Monk frowned. From one of the apiaries, a thick column of bees boiled out where the drawer used to be.
“But why?” Monk asked.
Beyond the door, the bees gathered into a growing swarm.
“They’re definitely Africanized,” Creed said as he eyeballed his captured queen. “Very aggressive.”
“That’s great, but again—why?”
“To get us out of here.” Creed pointed to the anteroom’s inner door. “Open it when I say now. But keep behind the door.”
Monk began to understand. He switched places with Creed and moved to the anteroom’s inner door. Creed took his post by the hallway door and watched the gathering swarm of bees.
The cloud now hugged against the anteroom’s glass door and walls, drawn by their queen’s trail. Buzzing grew so loud it made Monk’s skin crawl.
Creed continued to wait. He placed the drawer with the queen on the floor. In the other room the swarm grew so thick that it blocked the light.
“Be ready,” Creed said as he straightened back up.
Monk grabbed the handle of his door.
With a final swipe through his hair, Creed faced the door and pulled it open. Monk was blocked from view, but he heard the startled outbursts of the security guards out in the hallway.

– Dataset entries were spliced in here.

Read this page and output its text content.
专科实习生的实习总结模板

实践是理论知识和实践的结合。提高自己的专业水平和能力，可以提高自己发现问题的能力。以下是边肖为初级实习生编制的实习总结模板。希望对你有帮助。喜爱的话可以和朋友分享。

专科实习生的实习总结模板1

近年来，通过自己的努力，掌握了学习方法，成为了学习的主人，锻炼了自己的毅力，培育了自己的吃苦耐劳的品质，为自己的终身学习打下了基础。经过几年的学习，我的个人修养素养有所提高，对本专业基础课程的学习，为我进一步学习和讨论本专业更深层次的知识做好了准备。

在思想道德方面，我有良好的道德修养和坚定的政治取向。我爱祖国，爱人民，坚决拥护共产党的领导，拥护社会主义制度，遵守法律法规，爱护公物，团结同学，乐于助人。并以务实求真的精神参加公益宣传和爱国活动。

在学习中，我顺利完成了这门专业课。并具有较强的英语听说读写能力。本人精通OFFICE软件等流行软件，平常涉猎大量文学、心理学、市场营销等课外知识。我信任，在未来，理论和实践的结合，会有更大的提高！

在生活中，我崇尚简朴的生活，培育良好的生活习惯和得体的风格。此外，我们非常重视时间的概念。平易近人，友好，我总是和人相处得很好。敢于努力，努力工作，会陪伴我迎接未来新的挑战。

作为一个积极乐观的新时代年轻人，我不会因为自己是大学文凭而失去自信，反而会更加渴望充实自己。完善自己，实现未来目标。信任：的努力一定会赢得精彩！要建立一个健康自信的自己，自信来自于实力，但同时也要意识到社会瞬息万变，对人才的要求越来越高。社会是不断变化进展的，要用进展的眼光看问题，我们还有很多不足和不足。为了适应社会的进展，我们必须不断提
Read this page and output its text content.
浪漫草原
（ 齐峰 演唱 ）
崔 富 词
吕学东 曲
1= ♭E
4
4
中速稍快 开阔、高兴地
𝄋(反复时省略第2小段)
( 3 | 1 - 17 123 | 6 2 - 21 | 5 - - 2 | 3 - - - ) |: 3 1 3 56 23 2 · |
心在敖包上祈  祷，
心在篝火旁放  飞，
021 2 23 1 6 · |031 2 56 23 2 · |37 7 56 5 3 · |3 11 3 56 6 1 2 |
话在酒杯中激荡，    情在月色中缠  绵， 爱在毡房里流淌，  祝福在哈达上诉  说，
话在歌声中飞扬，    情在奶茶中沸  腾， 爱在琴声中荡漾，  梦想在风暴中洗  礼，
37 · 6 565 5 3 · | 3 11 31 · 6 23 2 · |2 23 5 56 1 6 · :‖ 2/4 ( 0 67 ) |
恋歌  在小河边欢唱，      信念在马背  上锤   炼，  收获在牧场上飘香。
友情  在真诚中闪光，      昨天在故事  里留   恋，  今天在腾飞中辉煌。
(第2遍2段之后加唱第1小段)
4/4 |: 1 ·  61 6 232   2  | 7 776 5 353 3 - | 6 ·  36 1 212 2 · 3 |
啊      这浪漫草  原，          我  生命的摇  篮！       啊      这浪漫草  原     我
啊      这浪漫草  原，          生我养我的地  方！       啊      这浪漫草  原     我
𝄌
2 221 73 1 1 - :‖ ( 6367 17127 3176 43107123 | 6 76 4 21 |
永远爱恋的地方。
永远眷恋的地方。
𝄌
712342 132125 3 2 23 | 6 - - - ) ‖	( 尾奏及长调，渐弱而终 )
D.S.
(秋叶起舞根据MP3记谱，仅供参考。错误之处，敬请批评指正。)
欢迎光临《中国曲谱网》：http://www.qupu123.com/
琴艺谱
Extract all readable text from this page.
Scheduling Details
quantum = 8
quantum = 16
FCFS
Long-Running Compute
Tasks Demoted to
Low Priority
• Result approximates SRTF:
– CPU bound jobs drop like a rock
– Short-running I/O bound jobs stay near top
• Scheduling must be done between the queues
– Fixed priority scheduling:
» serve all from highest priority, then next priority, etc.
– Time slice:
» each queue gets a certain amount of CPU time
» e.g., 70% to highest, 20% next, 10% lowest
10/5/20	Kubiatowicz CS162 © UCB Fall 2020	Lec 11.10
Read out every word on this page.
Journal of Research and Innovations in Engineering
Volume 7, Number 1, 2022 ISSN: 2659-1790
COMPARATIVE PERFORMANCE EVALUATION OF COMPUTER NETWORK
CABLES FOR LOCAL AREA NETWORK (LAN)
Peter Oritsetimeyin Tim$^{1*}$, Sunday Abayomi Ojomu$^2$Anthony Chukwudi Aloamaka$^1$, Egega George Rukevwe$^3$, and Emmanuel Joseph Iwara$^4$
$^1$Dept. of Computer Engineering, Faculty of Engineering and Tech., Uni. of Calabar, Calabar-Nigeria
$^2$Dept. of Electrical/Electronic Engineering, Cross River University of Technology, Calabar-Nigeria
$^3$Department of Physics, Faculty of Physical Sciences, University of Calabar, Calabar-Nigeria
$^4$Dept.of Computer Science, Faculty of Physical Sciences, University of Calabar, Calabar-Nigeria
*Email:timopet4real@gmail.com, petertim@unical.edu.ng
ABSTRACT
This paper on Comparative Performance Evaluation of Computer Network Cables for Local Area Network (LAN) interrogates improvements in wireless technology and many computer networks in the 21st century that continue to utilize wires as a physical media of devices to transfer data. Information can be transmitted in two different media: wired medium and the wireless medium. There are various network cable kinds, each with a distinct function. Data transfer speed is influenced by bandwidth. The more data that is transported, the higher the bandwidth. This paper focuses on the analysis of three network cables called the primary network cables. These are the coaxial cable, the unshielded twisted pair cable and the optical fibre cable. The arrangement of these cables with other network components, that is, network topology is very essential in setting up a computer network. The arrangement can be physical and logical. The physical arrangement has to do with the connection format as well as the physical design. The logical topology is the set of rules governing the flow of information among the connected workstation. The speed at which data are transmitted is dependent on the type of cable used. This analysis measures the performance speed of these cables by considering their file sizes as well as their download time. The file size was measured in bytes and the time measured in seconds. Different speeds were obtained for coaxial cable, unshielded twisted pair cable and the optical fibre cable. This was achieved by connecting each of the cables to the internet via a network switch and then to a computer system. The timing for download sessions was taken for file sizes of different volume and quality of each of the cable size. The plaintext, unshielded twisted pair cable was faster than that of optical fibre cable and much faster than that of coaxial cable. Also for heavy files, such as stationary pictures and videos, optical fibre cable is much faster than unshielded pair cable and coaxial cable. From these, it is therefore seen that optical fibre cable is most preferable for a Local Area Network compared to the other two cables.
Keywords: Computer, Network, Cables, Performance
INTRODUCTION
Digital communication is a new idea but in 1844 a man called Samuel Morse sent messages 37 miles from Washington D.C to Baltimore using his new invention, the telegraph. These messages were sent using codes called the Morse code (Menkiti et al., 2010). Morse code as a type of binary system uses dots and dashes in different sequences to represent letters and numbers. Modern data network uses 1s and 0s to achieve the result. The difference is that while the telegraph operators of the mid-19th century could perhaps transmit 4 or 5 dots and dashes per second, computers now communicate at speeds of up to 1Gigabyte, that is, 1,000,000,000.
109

Creed put on an air of irritation and snapped at them in Norwegian.
As the guards struggled to decide if the new technician was a threat or not, Creed kicked the drawer across the floor toward the guards.
“Now!” he yelled.
Monk yanked his door open and crowded behind it.
The swarm immediately swept into the anteroom like an angry fist.
Creed dropped back and dragged his door fully open. With the way clear to their queen, the hive shot into the hall in a thick cloud. Panicked, one of the guards fired a wild shot.
A mistake.
Monk knew enough about Africanized bees to know they were sensitive to loud noises.
Screams followed, which only made matters worse.
Creed lunged over and grabbed the sleeve of Monk’s jacket. Time to go. Monk followed Creed out the door. There was no need for stealth. Four guards writhed in the center of the swarm, covered thickly in a stinging mass. The bees filled mouths and crawled up noses.
Monk and Creed sprinted down the hall.
A few ambitious bees gave chase. Monk got stung several times, but the swarm remained close to their queen. With his long legs, Creed reached the door to the elevator lobby first. He pounded through. Monk slammed the door closed behind him.